Girlfriend put half a tub of Vaseline on her head, and then for good measure, she smeared it onto the kitchen floor too.
The Vaseline, not her head.
Two baths later and she still had a greasy jerry curl... for real.
I was all out of ideas and putting off giving her yet another bath when we started baking... nothing says, "I'm Procrastinating..." like baking with a toddler.
You know how this story goes... I turn my back for ONE SECOND... and crack, crack, crack.... three eggs on the floor.
Twenty minutes later, because the floor hadn't been through enough with the Vaseline and the hat-trick of egg slamming... I decided to drop half a gallon of milk on it.
The milk didn't just land on the floor... it went all the way up to the ceiling, and down the walls... cause ya know, it's liquid, and it splats.
So I mopped the walls, and then they dried a different color than the rest of the room.
Of course they did.
And the flying milk didn't just land on the walls, it also went all over my greasy Vaseline head child... who just stood there in her brother's rain boots with milk dripping down her forehead like...
Blink. blink. blink...
In case you're wondering... the milk did nothing to help get the oil spill off her hair.
And I just can't... I can't even... How could I get mad at this stuff??...
So I didn't... instead I laughed...
Like laughed my ass off...
And my greasy daughter is standing there covered in milk giving me a blank stare and blinking at me like... "This is not the time to go insane! I am covered in milk!
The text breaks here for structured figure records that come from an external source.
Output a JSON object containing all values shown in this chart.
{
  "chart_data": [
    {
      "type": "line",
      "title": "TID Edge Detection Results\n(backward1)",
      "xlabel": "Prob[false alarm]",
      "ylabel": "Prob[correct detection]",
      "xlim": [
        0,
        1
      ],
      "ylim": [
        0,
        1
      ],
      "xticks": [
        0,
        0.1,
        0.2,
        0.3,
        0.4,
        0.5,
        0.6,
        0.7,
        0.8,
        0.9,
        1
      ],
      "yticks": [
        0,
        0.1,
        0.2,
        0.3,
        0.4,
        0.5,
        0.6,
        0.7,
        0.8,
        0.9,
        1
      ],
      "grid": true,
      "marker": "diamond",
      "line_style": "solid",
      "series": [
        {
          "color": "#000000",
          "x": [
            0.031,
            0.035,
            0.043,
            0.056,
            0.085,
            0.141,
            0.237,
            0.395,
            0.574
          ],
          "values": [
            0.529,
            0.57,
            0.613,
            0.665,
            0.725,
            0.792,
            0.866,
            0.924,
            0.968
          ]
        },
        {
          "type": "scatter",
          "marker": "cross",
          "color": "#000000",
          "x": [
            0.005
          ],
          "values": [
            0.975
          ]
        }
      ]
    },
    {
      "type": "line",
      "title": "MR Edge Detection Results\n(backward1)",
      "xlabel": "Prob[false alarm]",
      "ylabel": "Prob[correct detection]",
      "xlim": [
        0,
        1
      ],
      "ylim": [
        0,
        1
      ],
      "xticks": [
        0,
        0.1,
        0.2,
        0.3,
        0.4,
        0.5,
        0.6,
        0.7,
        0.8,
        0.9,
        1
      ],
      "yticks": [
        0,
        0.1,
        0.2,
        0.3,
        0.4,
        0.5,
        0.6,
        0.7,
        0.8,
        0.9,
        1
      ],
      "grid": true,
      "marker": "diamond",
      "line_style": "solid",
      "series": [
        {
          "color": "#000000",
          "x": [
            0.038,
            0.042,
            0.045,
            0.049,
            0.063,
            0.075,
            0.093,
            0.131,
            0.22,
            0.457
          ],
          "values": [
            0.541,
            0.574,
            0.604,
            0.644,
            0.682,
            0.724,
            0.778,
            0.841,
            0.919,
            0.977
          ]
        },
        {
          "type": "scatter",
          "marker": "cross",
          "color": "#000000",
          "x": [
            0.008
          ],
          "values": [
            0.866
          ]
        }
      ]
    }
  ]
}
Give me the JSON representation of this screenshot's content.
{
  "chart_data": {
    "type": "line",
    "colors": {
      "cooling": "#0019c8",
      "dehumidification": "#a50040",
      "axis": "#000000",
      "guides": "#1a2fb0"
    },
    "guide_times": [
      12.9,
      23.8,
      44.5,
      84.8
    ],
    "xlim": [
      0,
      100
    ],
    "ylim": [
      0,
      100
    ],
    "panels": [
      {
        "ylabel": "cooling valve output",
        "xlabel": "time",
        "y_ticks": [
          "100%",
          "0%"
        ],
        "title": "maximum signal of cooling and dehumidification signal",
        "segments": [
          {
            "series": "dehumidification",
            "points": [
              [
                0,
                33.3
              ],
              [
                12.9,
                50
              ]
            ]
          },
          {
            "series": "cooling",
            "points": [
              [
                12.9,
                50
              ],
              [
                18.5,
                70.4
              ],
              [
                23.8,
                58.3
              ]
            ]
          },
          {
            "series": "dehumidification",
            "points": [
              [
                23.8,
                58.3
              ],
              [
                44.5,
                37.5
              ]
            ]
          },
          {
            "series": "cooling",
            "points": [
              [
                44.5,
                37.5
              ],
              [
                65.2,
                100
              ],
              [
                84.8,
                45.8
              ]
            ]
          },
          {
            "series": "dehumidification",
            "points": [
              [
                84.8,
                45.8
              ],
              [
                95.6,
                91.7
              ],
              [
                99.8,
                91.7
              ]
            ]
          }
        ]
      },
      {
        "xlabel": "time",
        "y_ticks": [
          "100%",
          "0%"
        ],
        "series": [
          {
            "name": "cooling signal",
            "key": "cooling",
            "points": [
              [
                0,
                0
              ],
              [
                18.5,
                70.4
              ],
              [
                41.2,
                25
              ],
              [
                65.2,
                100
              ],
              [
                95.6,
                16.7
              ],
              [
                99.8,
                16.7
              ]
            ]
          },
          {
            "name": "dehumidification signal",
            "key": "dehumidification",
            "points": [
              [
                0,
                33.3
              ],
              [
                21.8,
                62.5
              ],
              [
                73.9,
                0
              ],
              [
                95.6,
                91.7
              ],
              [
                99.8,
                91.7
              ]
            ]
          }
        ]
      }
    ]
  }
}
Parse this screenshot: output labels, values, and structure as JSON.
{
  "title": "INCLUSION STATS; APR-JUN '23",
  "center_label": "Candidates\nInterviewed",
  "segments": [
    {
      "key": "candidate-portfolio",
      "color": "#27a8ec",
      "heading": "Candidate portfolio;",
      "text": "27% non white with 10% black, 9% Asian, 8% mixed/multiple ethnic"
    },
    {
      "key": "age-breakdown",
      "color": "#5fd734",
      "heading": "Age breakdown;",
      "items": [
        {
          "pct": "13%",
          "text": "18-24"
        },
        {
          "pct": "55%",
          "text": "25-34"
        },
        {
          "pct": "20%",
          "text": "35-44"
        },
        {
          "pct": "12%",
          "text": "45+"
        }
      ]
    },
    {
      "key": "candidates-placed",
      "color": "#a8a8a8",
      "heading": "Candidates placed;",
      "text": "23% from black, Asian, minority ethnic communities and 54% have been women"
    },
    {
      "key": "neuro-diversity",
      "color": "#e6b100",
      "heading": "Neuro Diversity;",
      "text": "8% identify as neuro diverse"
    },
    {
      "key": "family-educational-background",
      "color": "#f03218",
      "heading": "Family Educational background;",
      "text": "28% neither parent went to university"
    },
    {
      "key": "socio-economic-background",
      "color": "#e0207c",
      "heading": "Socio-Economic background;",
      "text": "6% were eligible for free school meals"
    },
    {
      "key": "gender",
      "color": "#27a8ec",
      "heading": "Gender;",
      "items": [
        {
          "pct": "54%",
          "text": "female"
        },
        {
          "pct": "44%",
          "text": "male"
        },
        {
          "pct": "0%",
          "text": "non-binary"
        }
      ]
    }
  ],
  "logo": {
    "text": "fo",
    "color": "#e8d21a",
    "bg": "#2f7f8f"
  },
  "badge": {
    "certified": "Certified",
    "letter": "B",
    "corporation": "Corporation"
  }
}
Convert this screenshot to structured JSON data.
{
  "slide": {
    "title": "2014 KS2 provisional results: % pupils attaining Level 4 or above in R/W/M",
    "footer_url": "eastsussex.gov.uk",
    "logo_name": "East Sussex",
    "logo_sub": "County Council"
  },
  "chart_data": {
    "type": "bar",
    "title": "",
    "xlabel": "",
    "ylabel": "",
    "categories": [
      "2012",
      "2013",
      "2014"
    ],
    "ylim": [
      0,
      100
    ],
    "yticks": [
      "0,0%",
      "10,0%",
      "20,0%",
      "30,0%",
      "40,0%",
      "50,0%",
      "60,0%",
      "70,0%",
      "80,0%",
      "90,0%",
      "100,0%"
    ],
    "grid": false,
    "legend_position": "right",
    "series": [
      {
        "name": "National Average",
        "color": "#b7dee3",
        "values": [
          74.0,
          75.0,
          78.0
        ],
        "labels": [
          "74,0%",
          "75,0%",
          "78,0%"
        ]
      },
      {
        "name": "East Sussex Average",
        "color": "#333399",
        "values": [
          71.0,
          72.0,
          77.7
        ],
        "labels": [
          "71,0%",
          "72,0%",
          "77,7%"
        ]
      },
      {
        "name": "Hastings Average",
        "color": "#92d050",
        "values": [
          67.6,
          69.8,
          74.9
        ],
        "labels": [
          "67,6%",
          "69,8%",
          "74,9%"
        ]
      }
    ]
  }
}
Stop laughing and CLEAN ME UP!"
I'm looking back at her, with tears running down my face because I am laughing so hard that now I'm crying... and I just can't even believe that this shit happens to me in real life.
I spent a few minutes fanning my face and crossing my legs to stop myself from peeing on my feet...
And when I finally pulled myself together, we headed upstairs for bath number 3; which got rid of the milk, but not the Vaseline.
And as far as I was concerned, this was a small victory, because at least I knew for sure that no matter what the rest of the day had in store for us, and our kitchen floor... there was no way in Hell my little grease ball was going to get her head stuck anywhere.